RUSH: A liberal evangelical is saying that conservatives — and this was on NPR last Wednesday. I’ll get to it. We got audio sound bites. I’m just teasing you with this now. A liberal evangelical has said that conservatives choose me over Jesus.
RUSH: Here’s the audio sound bite from NPR. Last week, program called Fresh Air, the host is Terry Gross, interviewing the founder of The Evangelical Partnership for the Common Good. Did you get that, Brian? The Evangelical Partnership for the Common Good, and the former vice president of the National Association of Evangelicals, the Reverend Richard Cizik. The NPR host, Terry Gross, said, ‘From your point of view as an insider, how did the evangelical movement damage evangelical witness in American culture?’

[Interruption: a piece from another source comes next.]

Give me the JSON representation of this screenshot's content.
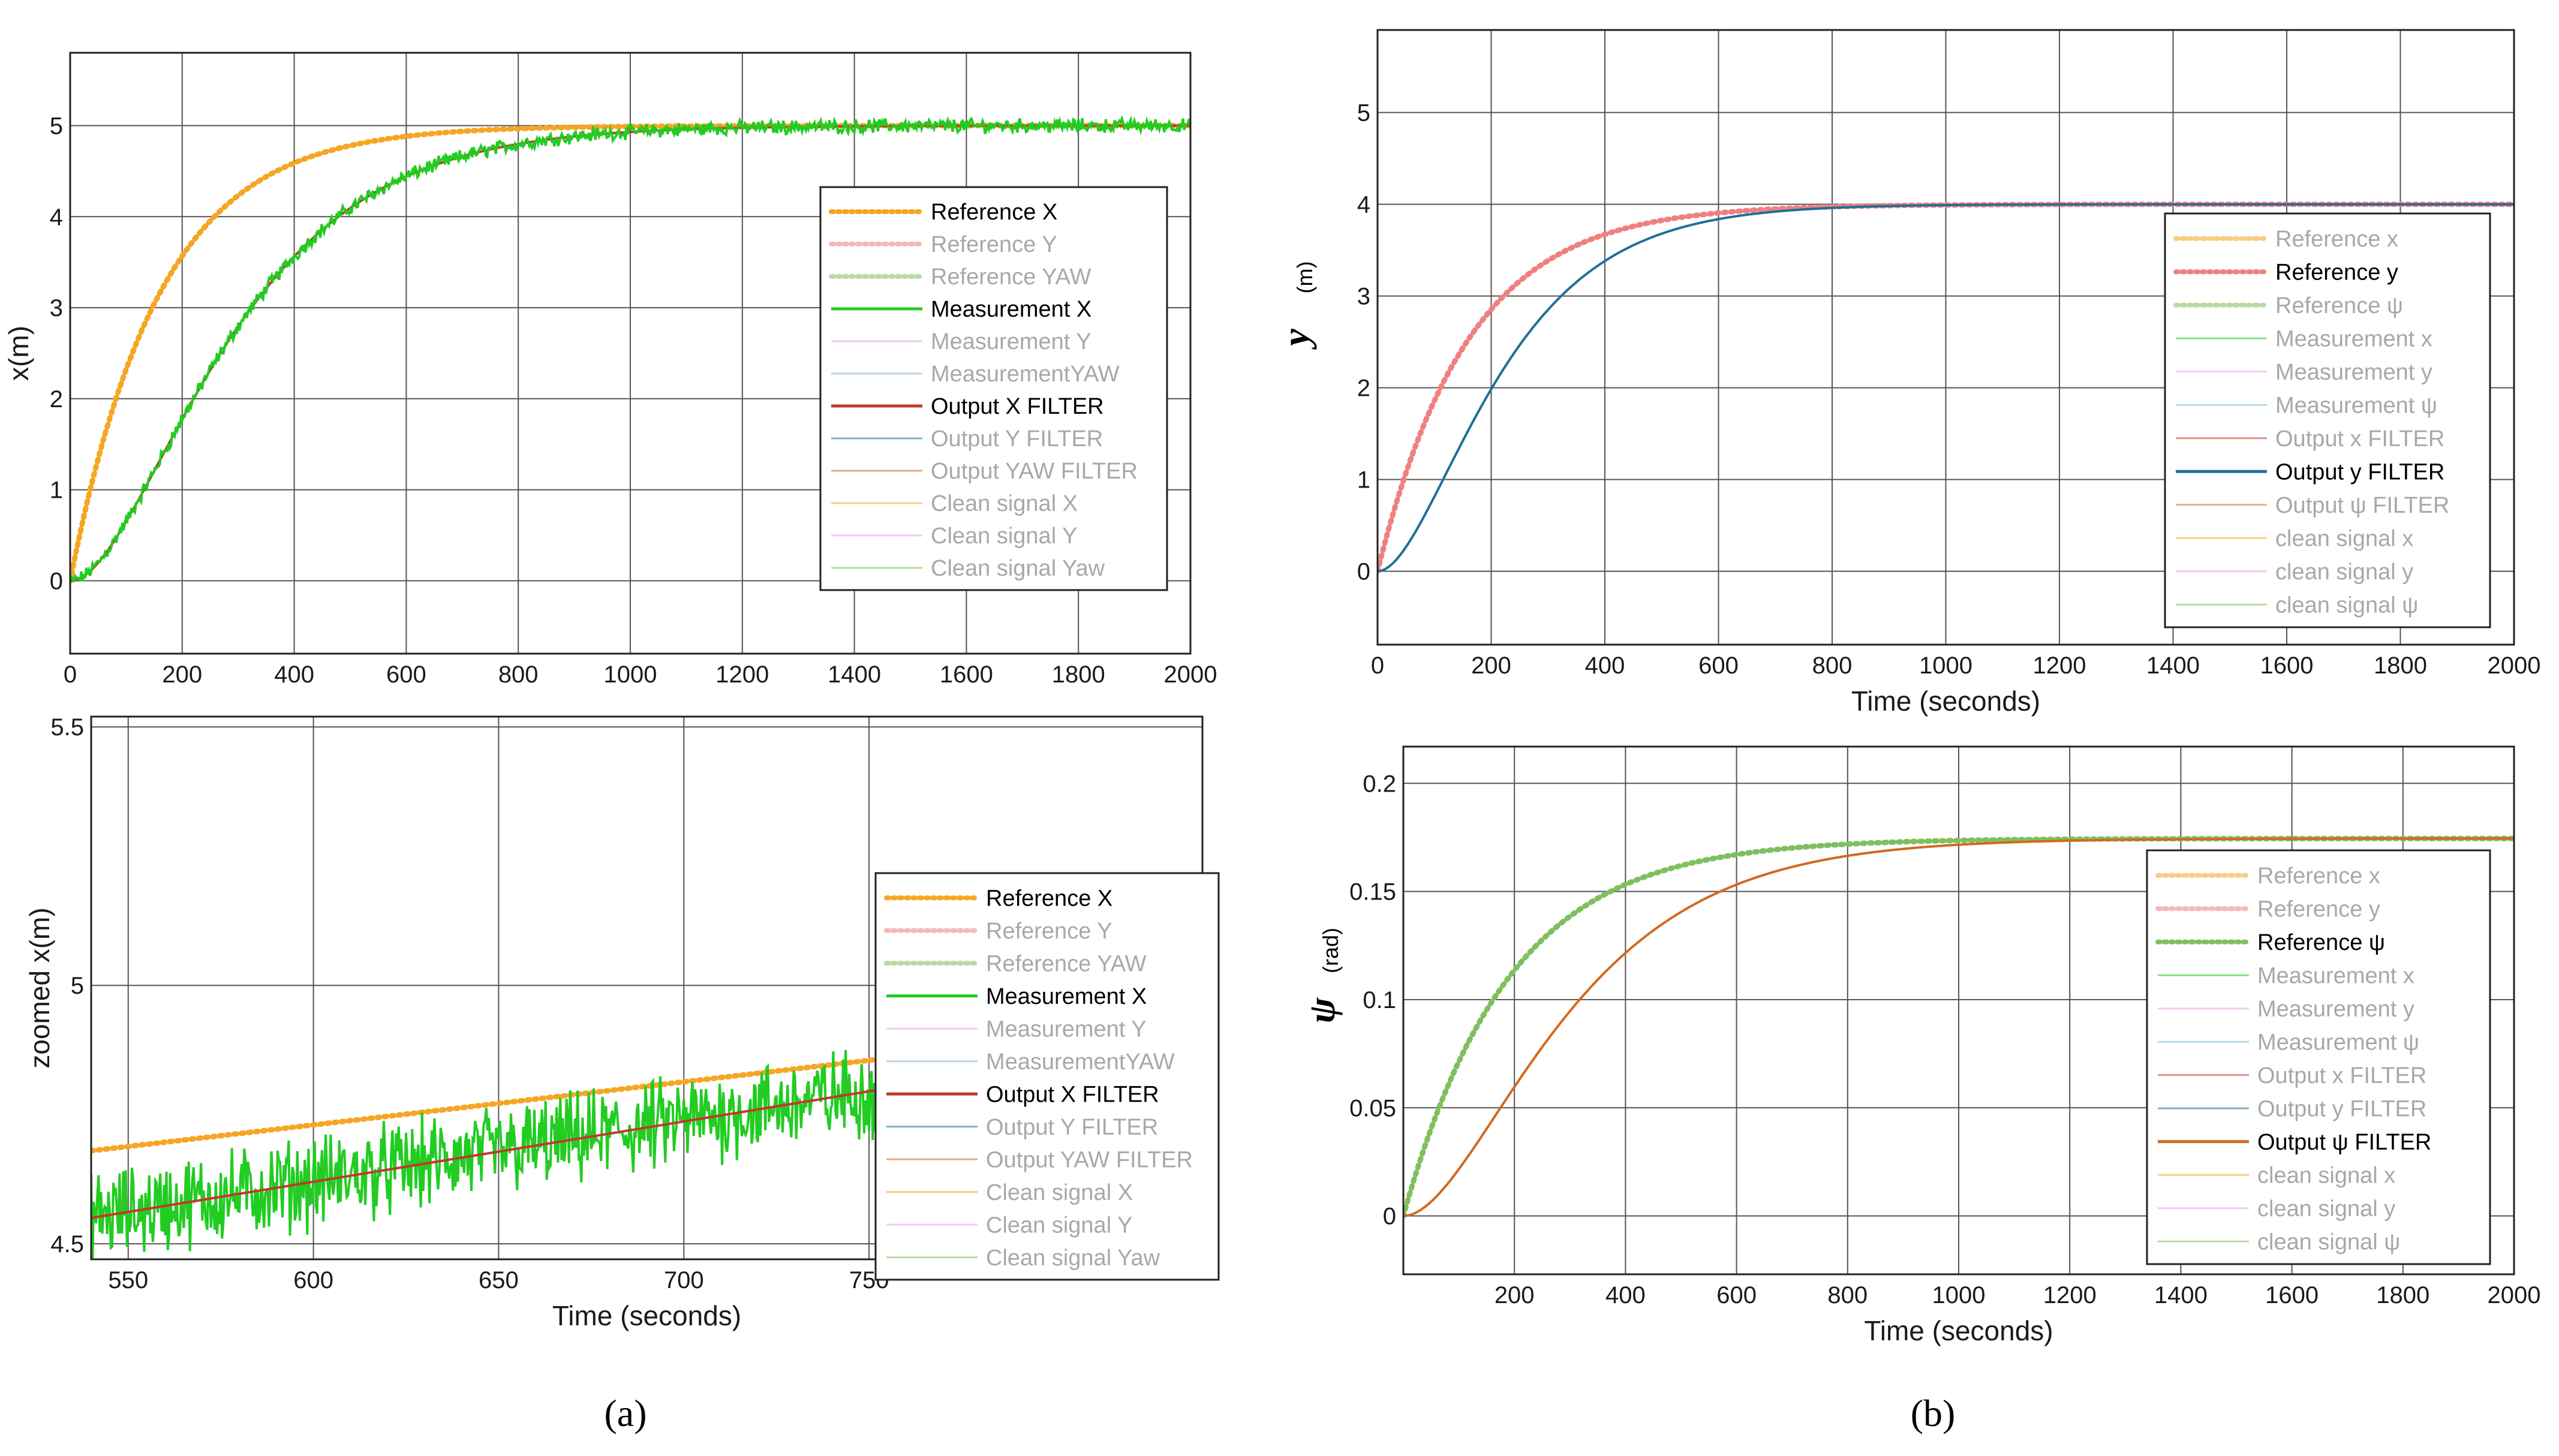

CIZIK: It damaged it because it became perceived by millions and millions of Americans as captive to a conservative ideology, not captive to Jesus or the Gospel but captive to an ideology that, uh, has departed from — in so many ways from — historic evangelicalism. We’re trying to say, ‘We’re for these things,’ and among those is you see, uh, this, uh, command to — first and foremost in everything — follow Jesus. Not the Republican Party or Rush Limbaugh or anybody else, but to follow what the Gospel says.
RUSH: This guy can’t be an evangelical. I mean, it says here he’s an evangelical. But every evangelical that I’ve ever heard on radio or TV does not say ‘Jesus.’ He says, ‘Jeeeee-SUS!’ and ‘God-duh.’ You don’t just say ‘Jesus.’ ‘ Jeeeee-SUS!’ So then Richard Cizik and the host had this exchange…
GROSS: (whispering) You mentioned the Republican Party and Rush Limbow. (sick) Do you think that some of the positions that evangelicals have been taking politically are to keep that alliance with the Republican Party and with powerful people with microphones like Rush Limbow?
CIZIK: Oh, of course! In other words, there are strong forces within evangelicalism against change.
RUSH: Well, this is a bunch of gobbledygook. There are ‘a bunch of forces within evangelicalism that are against change.’ Does this mean that I am more popular than The Beatles? Well, I’m just asking a question. More popular than John Lennon? Ooh! Ooo! Did you notice the NPR babe? (whispering) ‘Uh, you mentioned, uh, the Republican Party and Rush Limbow. Do you think, uh, that some of the positions that evangelicals been taken politically are to keep that alliance with the Republican Party with powerful people with microphones like Rush Limbow?’ (laughing)
‘Oh, yeah! Oh, of course!’ Richard Cizik is the founder of the Evangelical Partnership for the Common Good and the former vice president of the National Association of Evangelicals, and he says here that the evangelicals of the country have chosen me over ‘Jeeeee-SUS!’